Hana sacudió la cabeza e intercambio una larga mirada con Volt

- ¿Hablaste con Rose? – pidió Lissa

- Si – respondió secamente

Fruncí el seño. Algo no iba bien

- ¿Y?

- Nada – ella miro a Robert – Estoy cansada

Robert asintió preocupadamente

- Iremos a visitarla

Hana se freno en seco

- No – gruño

- ¿Por qué? – exigí

Hana suspiro y se acerco de nuevo a nosotros

- No, Rose está demasiado cansada…

- Pero tu hablaste con ella – interrumpió Lissa

- Hable, pero entrando al mundo de los muertos – al ver nuestra cara de desconcertados, ella explico – Rose, está débil…

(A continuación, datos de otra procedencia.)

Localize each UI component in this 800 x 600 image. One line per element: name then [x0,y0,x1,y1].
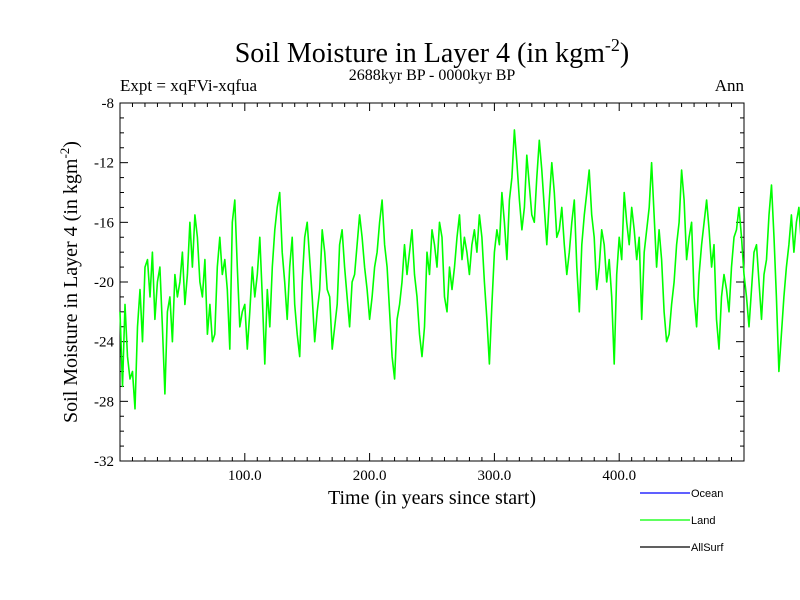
chart-title-close: ) [620,38,629,69]
series-layer [119,129,800,410]
y-tick-label: -8 [102,96,115,112]
x-axis-label: Time (in years since start) [328,487,536,509]
x-tick-label: 300.0 [478,468,512,484]
period-label: 2688kyr BP - 0000kyr BP [349,67,516,84]
y-tick-label: -12 [94,156,114,172]
experiment-label: Expt = xqFVi-xqfua [120,76,257,95]
chart-title: Soil Moisture in Layer 4 (in kgm-2) [235,35,630,69]
legend-label-ocean: Ocean [691,488,723,500]
y-tick-label: -24 [94,335,114,351]
y-axis-label-close: ) [60,141,82,148]
plot-frame [119,102,745,462]
legend: Ocean Land AllSurf [640,488,724,554]
y-axis-label-exponent: -2 [57,148,72,159]
chart-title-text: Soil Moisture in Layer 4 (in kgm [235,38,605,69]
y-axis-ticks: -32 -28 -24 -20 -16 -12 -8 [94,96,744,470]
y-tick-label: -28 [94,394,114,410]
y-axis-label: Soil Moisture in Layer 4 (in kgm-2) [57,141,82,423]
legend-label-land: Land [691,515,715,527]
x-axis-ticks: 100.0 200.0 300.0 400.0 [131,103,733,484]
legend-label-allsurf: AllSurf [691,542,724,554]
season-label: Ann [715,76,745,95]
y-tick-label: -16 [94,215,114,231]
x-tick-label: 400.0 [602,468,636,484]
y-tick-label: -20 [94,275,114,291]
x-tick-label: 100.0 [228,468,262,484]
y-axis-label-text: Soil Moisture in Layer 4 (in kgm [60,158,82,423]
x-tick-label: 200.0 [353,468,387,484]
chart-title-exponent: -2 [605,35,620,55]
y-tick-label: -32 [94,454,114,470]
series-line-land [119,129,800,410]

- ¿Qué quieres decir con eso? – la interrumpí

- Dimitri, aconsejo que la dejemos terminar de hablar – dijo Volt

- Vale

- Bien, ella tuvo que luchar con aquel muro que pusiste entre ella y tú, gracias al collar, y eso le ha quitado una gran cantidad de energía. Rose no puede absorber la energía de la naturaleza por ello mismo… esta débil, demasiado diría yo – la culpabilidad de Lissa me llego por el vínculo, pero ella no era la culpable… yo sí lo era. Yo había planeado esto, y casi me mata a mí y bueno… ahora Rose estaba… mal – Ella dijo que se presentara ante nosotros cuando pueda

- Pero ¿está bien? – exigió Mia

Hana se encogió de hombros

- Ella les hablara y les dirá – se levanto de nuevo – Dimitri, no la busques – ordeno – Ahora me iré a dormir

La seguí con la mirada hasta que salió del campo de visión y me volví hacia Volt. Ellos sabían algo más de lo que no nos estaban diciendo

- ¿Qué? – pregunto al ver mi mirada atenta

- ¿Algo que quieras decir?

- Hey, yo no sé nada – respondió – Vámonos – ordeno a Tasha ayudando a levantarse y después se volvió hacia mí – Solo es una teoría tonta…

- Quiero oírla – gruño Lissa

Algo oscuro y denso rozo el vínculo. Oscuridad. Suspire y abrí paso para mí. Un viento me golpeo y empecé a sentir ira.

- Dímelo – le gruñí

- Como ha dicho Hana – interrumpió Robert – Rose, quiere decirlo, ella misma – se volvió hacia Volt – vete

Él asintió y salió de la habitación.